Structure Of Complexes Of Helix-5 From Bax With Lipid Membranes

Abstract

Bax is a proapoptotic protein implicated in the release of cell-death activating factors from the mitochondrial intermembrane space. Although the structure of the membrane-bound forms of Bax is unknown, it has been proposed to form proteolipidic pores. Studies with synthetic lipid vesicles have shown that fragments encompassing helix-5 of Bax retain a membrane permeabilization ability that is similar to that of the full-length protein. Here we report on the structure of peptide-membrane complexes formed by a Bax helix-5 peptide and lipid bilayers. The relative orientation of the peptide and the lipids are determined using site-specific infrared spectroscopy, assisted by isotopic labeling of backbone groups with the 13C=18O probe.
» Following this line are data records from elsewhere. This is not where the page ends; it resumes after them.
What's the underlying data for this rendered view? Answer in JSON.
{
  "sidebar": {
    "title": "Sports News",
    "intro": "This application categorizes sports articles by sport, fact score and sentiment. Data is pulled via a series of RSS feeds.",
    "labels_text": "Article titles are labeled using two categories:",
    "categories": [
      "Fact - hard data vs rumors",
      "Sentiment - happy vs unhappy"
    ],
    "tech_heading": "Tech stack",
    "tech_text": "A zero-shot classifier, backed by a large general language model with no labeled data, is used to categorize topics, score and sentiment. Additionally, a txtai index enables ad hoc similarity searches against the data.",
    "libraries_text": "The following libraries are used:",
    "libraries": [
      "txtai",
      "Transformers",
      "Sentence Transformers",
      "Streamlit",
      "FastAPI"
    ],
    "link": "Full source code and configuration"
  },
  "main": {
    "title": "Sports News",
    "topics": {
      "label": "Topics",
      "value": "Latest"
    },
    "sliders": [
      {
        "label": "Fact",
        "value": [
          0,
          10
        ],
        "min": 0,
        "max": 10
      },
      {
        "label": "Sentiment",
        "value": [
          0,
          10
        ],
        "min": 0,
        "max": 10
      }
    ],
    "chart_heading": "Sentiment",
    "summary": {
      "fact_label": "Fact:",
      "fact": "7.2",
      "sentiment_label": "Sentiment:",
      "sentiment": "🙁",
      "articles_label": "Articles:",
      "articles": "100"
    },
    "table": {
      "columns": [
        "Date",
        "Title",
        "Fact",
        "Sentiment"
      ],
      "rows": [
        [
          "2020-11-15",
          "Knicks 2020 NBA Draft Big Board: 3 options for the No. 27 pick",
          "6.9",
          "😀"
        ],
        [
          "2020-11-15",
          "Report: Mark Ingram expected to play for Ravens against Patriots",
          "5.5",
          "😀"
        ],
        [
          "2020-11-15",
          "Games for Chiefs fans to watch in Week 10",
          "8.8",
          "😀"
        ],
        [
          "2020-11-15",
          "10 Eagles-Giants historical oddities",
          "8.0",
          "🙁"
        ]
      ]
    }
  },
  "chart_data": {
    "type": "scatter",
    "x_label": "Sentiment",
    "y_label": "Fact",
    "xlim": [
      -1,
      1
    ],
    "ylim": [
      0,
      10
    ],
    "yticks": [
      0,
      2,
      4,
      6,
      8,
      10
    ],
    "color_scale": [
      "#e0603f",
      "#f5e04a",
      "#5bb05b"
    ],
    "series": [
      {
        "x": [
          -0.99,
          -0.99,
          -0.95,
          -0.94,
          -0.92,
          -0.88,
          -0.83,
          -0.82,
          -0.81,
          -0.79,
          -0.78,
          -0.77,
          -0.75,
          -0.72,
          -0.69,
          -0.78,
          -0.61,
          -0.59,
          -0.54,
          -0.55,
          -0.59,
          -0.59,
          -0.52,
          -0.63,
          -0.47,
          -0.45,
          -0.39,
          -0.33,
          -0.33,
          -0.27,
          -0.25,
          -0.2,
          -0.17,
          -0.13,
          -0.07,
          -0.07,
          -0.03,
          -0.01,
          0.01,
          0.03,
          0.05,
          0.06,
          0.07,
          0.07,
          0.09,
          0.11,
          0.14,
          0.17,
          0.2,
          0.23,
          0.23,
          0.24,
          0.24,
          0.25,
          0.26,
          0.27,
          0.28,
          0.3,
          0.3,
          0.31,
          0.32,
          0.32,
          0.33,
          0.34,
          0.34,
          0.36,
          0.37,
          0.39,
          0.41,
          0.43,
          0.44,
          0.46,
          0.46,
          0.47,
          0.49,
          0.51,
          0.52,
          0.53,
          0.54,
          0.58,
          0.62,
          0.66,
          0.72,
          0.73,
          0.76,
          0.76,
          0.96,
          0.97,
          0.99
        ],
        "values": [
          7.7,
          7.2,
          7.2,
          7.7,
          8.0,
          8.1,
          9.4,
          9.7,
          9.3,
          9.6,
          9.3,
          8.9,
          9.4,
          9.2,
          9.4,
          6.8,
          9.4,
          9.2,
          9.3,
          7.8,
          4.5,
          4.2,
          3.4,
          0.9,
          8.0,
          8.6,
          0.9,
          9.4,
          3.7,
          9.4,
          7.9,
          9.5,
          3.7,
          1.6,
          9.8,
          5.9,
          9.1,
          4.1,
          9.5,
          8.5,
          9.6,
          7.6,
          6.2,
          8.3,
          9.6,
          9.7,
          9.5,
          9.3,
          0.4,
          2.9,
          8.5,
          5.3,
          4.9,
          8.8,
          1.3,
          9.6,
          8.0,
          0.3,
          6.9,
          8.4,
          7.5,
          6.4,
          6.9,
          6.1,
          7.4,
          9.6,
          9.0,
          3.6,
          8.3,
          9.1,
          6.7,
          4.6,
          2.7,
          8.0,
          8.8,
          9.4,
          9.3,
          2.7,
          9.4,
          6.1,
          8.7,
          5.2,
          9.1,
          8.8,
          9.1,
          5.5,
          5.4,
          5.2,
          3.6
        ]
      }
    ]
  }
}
The peptide is highly α-helical in all lipid membranes studied, and its orientation reveals different binding modes that depend on the bilayer phase state. In partially fluid POPC bilayers helix-5 of Bax lies almost parallel with respect to the membrane plane, most likely interacting at the level of the interface. However, in gel phase DMPC bilayers the peptide adopts a tilted orientation, which suggests a deeper insertion in the membrane. In turn infrared spectroscopy and X-ray diffraction data show that in some instances the Bax helix-5 peptide influences the phase transition properties of the lipids by increasing membrane fluidity. Taken together, these effects can be related with the membrane perturbation properties of the Bax helix-5 fragment and with its mechanism of action as a molecule inducing the formation of lipidic pores.